La décharge de sédiments peut affecter les esturgeons directement en causant la mortalité d’individus à différentes étapes de leur cycle vital par enterrement ou engorgement des branchies, ou encore indirectement par la dégradation de l’habitat (Hatin et al., sous presse). Le dragage et le déchargement associés à la construction du chenal navigable de la Voie maritime du Saint-Laurent durant les années 1950 et 1960 ont causé d’importantes perturbations de l’habitat. L’entretien des chenaux et des ports se fait annuellement (Dumont et al., 1987; Robitaille et al., 1988). Or, les connaissances dont nous disposons au sujet de la relation entre les caractéristiques de l’habitat, l’alimentation et la répartition de l’esturgeon jaune dans le fleuve sont encore insuffisantes (Nilo et al., 2006). Dans le cadre d’une étude à grande échelle sur la décharge de sédiments dans le haut estuaire, Hatin et al. (sous presse) ont observé un comportement d’évitement des sites ainsi que des effets négatifs des opérations de décharge de sédiments chez les esturgeons noirs mais non chez les esturgeons jaunes, probablement parce que l’alimentation de l’esturgeon jaune est plus diversifiée.

Entre le stade d’alevins nageant et le moment où ils atteignent environ 120 mm, les esturgeons sont très sensibles au TFM, un lampricide utilisé pour contrôler la grande lamproie marine (Petromyzon marinus) dans le bassin des Grands Lacs (Johnson et al., 1999; Boogaard et al., 2003). Compte tenu du fait que l’aire de répartition historique de l’esturgeon jaune et l’aire de répartition de la grande lamproie marine se chevauchent considérablement dans le bassin des Grands Lacs, le TFM pourrait représenter une menace importante pour l’esturgeon jaune (Auer, 1999). Les  programmes de contrôle de la grande lamproie marine dans le bassin des Grands Lacs ont élaboré des protocoles de traitement visant à réduire le plus possible les effets sur les esturgeons jaunes (Holey et al., 2000), mais ces protocoles sont de moins en moins appliqués au fur et à mesure que l’abondance de la grande lamproie marine augmente.
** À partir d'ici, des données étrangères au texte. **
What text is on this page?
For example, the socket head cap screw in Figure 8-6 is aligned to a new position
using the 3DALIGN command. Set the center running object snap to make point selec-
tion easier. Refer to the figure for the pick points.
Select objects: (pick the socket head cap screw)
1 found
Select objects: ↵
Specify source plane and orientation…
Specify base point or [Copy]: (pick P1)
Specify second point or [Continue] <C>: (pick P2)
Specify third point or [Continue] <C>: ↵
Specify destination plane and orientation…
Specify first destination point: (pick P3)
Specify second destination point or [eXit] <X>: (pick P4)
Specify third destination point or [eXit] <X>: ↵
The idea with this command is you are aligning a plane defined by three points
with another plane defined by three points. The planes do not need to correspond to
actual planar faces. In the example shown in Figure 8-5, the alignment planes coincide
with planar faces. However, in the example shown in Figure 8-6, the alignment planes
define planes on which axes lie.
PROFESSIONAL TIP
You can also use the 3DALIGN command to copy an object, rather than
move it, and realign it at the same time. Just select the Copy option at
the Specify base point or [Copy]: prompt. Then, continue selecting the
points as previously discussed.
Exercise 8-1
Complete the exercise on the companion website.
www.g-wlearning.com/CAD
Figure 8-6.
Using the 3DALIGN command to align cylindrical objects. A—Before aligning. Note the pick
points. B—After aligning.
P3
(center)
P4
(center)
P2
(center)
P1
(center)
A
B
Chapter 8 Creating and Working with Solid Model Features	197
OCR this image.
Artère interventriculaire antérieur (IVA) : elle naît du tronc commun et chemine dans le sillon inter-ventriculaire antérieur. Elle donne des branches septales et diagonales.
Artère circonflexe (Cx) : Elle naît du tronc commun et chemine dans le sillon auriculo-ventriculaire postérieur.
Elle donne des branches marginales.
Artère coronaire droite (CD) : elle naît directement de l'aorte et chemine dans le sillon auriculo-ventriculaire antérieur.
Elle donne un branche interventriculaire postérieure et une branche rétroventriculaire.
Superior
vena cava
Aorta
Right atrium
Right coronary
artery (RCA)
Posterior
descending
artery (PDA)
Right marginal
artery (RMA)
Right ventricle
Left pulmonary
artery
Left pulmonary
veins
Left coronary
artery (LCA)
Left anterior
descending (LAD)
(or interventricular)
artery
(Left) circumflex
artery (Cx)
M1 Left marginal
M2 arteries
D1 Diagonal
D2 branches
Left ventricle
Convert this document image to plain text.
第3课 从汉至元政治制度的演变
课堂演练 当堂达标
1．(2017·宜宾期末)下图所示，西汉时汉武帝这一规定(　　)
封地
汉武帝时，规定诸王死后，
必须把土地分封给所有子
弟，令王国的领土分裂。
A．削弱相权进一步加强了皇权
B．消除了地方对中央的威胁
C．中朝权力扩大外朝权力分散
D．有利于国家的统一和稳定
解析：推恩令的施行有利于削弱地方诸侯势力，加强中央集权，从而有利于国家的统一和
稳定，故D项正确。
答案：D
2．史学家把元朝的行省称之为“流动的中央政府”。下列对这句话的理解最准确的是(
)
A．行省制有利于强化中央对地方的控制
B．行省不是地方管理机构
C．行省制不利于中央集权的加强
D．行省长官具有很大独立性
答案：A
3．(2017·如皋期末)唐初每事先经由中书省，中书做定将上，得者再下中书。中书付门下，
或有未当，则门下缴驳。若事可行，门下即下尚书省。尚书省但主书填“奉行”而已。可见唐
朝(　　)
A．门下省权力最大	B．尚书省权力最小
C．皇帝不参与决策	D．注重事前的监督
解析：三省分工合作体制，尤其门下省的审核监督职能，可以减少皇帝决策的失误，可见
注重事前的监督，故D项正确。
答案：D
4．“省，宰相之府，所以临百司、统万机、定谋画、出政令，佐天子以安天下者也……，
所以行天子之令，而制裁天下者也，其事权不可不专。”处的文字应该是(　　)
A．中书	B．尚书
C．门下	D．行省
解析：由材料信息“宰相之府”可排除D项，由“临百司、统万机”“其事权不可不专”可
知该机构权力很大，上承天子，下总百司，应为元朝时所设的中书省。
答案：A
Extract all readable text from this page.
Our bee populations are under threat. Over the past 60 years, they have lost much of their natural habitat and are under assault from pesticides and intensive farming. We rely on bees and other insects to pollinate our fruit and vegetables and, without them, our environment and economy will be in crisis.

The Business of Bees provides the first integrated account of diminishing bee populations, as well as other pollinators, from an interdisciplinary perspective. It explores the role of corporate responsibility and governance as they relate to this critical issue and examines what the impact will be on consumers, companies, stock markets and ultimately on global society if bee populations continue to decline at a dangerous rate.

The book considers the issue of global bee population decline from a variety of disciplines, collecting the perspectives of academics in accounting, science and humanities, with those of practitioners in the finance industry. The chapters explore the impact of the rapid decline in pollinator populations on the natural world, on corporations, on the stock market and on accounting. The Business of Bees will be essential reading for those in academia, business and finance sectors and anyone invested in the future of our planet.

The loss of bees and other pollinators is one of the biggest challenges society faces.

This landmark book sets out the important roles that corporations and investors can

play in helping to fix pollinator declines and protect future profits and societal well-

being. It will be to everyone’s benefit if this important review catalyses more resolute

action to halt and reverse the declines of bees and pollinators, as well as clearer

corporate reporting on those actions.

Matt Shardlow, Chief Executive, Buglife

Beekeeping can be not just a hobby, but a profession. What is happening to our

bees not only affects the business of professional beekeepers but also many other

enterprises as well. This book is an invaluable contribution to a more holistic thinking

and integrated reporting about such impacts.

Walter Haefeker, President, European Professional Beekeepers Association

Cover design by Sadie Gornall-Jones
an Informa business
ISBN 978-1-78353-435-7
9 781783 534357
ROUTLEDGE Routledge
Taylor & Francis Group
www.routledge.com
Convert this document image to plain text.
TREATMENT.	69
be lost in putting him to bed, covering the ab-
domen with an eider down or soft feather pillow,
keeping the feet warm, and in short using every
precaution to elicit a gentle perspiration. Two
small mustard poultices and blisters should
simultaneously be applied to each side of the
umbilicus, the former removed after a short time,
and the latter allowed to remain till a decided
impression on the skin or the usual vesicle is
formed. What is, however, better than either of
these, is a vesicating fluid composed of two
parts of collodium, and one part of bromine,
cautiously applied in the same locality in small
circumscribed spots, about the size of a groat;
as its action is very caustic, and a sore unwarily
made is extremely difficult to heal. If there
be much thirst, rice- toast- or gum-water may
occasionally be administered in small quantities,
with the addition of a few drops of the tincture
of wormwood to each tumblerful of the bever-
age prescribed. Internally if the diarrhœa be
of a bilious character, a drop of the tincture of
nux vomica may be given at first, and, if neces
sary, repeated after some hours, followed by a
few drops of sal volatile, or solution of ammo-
Parmi les autres menaces, on compte l’introduction d’espèces exotiques comme la moule zébrée (Dreissena polymorpha), l’éperlan (Osmerus mordax) et le gobie à taches noires (Neogobius melanostomus), qui pourraient entrer en compétition avec l’esturgeon jaune pour la nourriture et l’habitat, se nourrir des œufs et des juvéniles et perturber l’habitat (MPO, 1992; Scott et Crossman, 1998). L’introduction de plantes non indigènes, telles que le myriophylle à épis (Myriophyllum spicatum) et la salicaire pourpre (Lithrum salicaria), pourrait également causer une perturbation de l’habitat et une diminution de la diversité (MPO, 1992).